1. Before the class, my questions were...
Updated: May 8
I came to this course with a big interest in Brecht, a very famous but mysterious figure…and I came with an awareness that many prevailing information and representation about Brecht are highly problematic, including lots of misunderstanding and clichés…
I brought with me also a great curiosity particularly about Brecht’s Learning Plays, an area lacking research, because of my background as a practitioner in drama-in-education, applied theatre and drama therapy…
Especially, more or less at the same period of time, Brecht was a pioneer, besides Moreno (the founder of Theatre of Spontaneity, Psychodrama, Sociodrama and Sociometry, an important root for many other applied theatres and action-methods in the latter half of the 20th century), proposing to put spectators into action, making them to experience drama/theatre as “spect-actor” (a term used by Boal later) for an in-and-out exploration leading to change—a change that has implications more than merely individual change, leading towards socio-political-cultural changes…
The main questions in my mind were:
1) Can Brecht’s idea/vision/theory/experiment of the learning plays inspire contemporary practices of applied theatre and any other theatre practices that do not satisfy with being an isolated pure art?

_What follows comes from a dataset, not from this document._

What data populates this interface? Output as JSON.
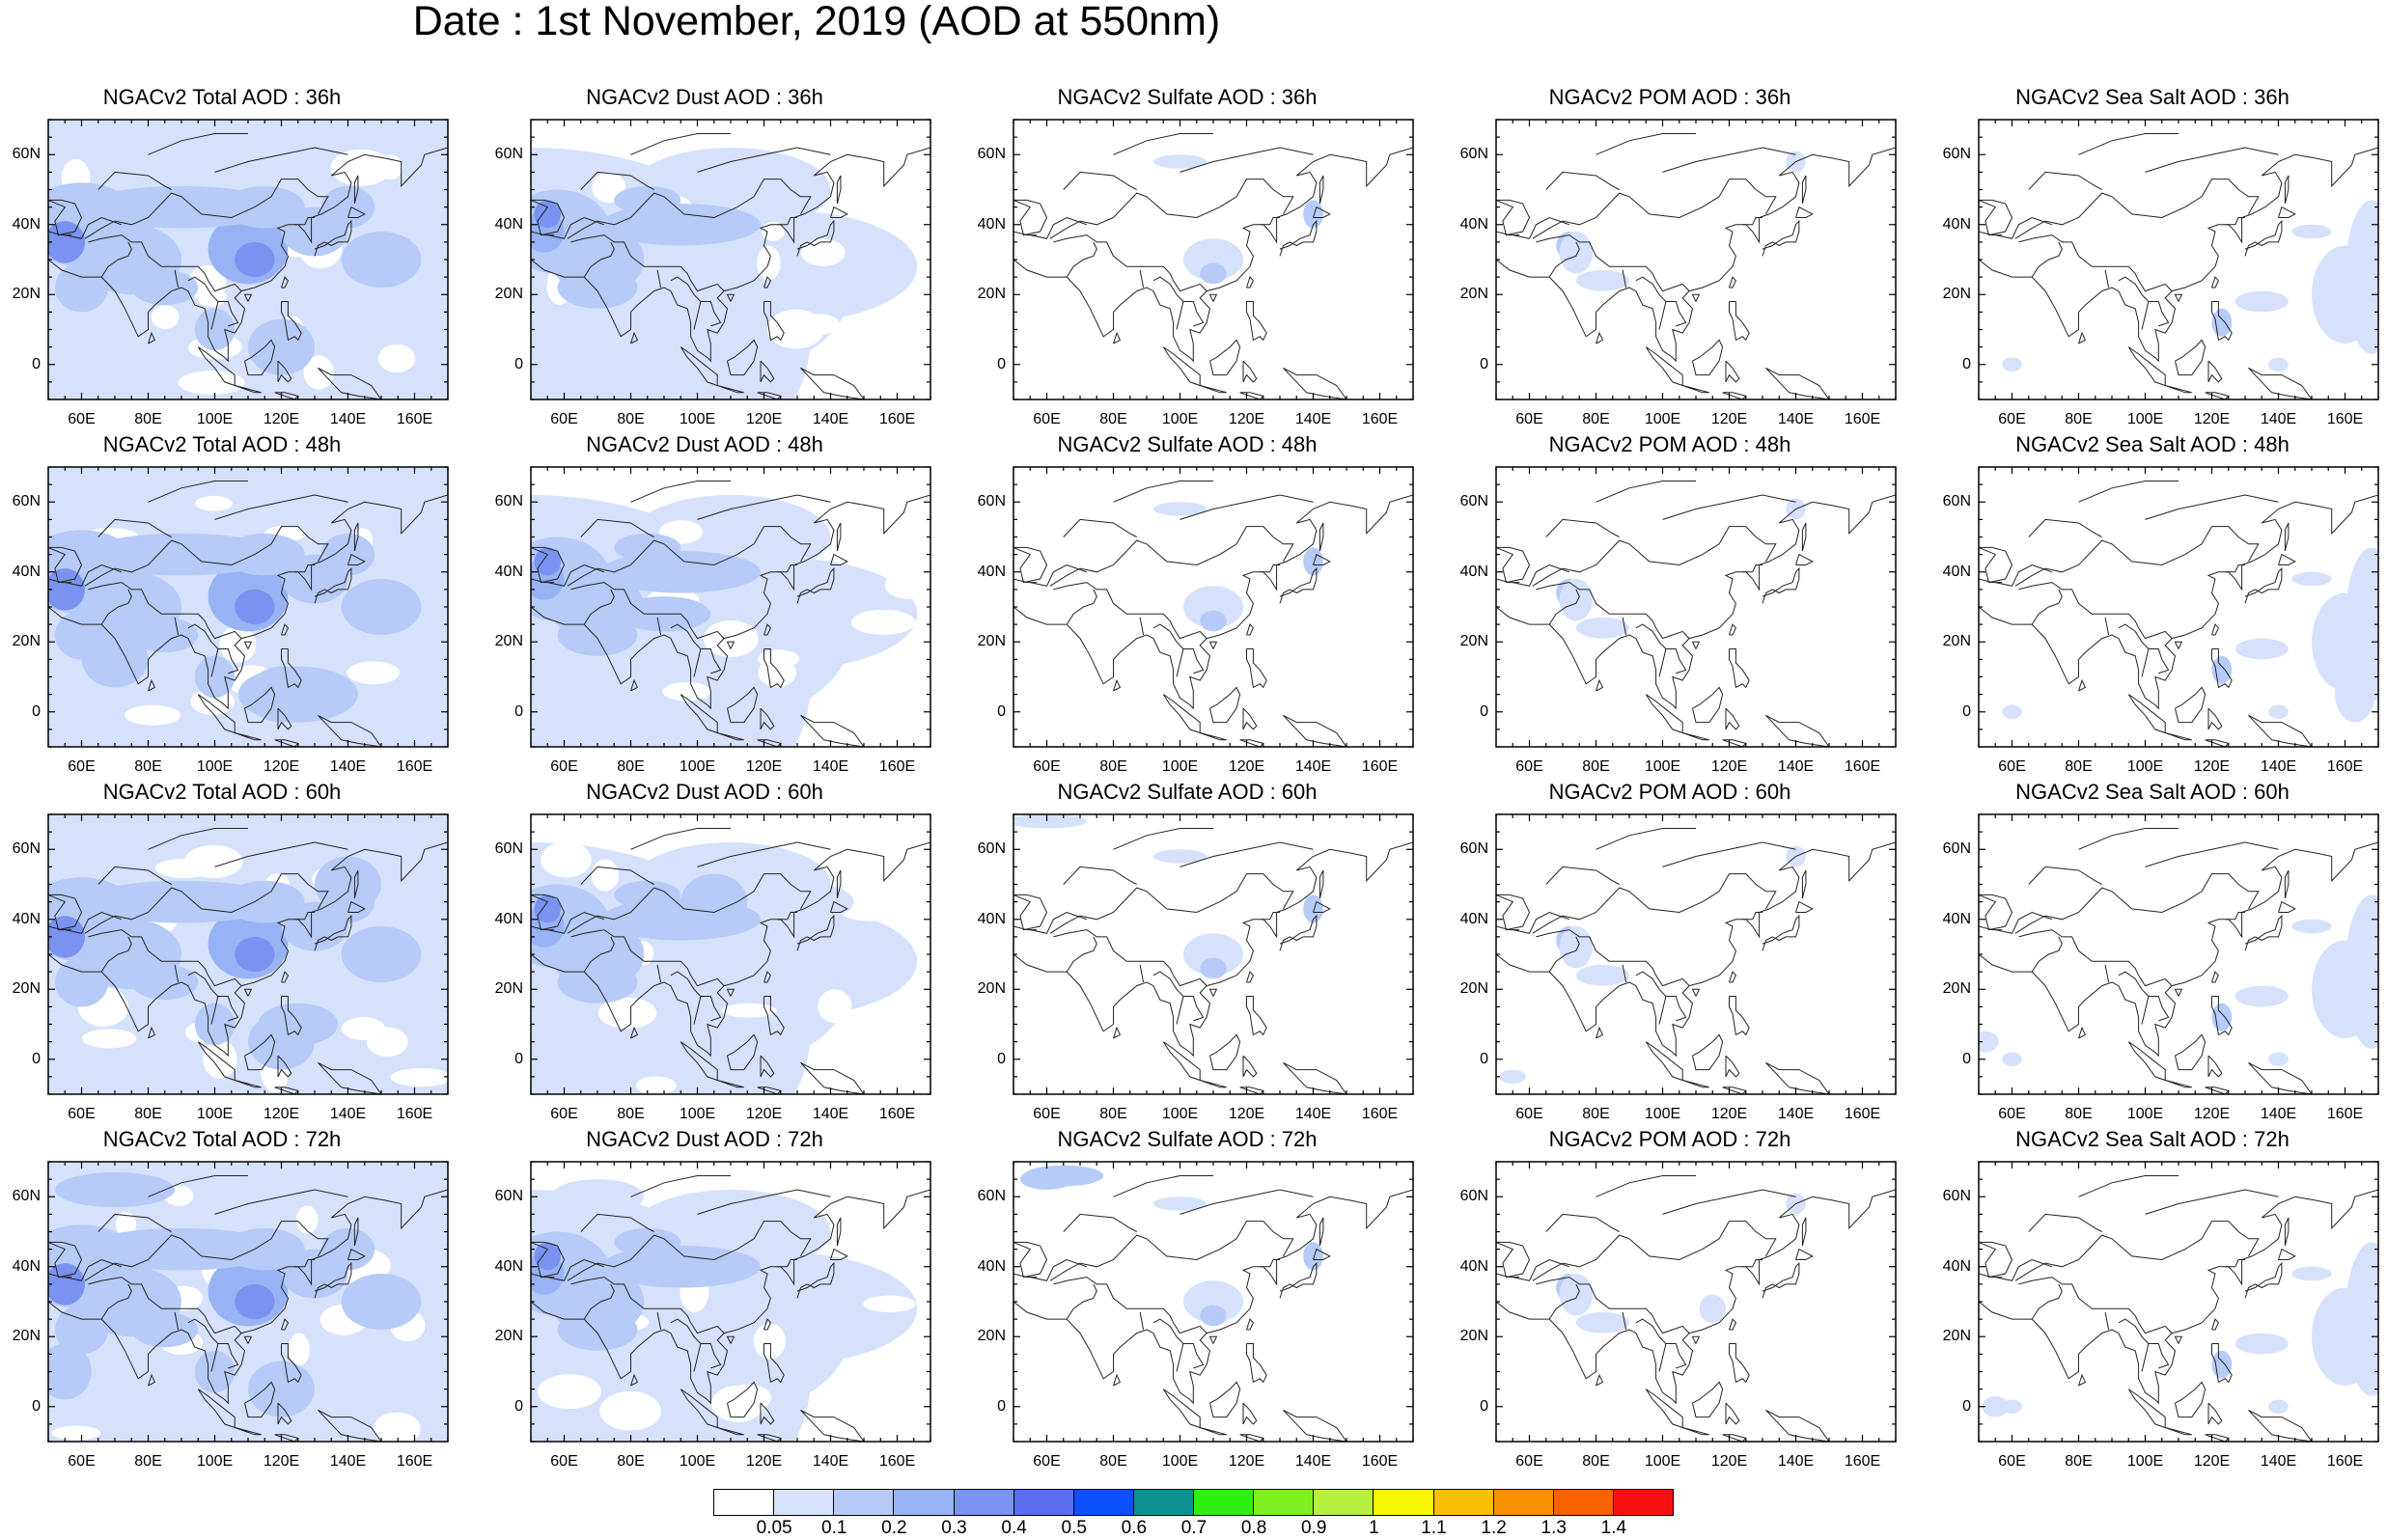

2) Can the accumulated practical experience and theorization of contemporary applied theatre practices contribute to Brecht’s vision/project of Learning Play, or be considered as an extension of this plan?
3) Can both Brecht’s learning play, as a critique and attempt to reform/revolutionize the mainstream theatre at his time, and different contemporary applied theatres inspire/inform my practices of theatre in the “art field” or “art industry”, now often constructed as something separated from the “applied field”?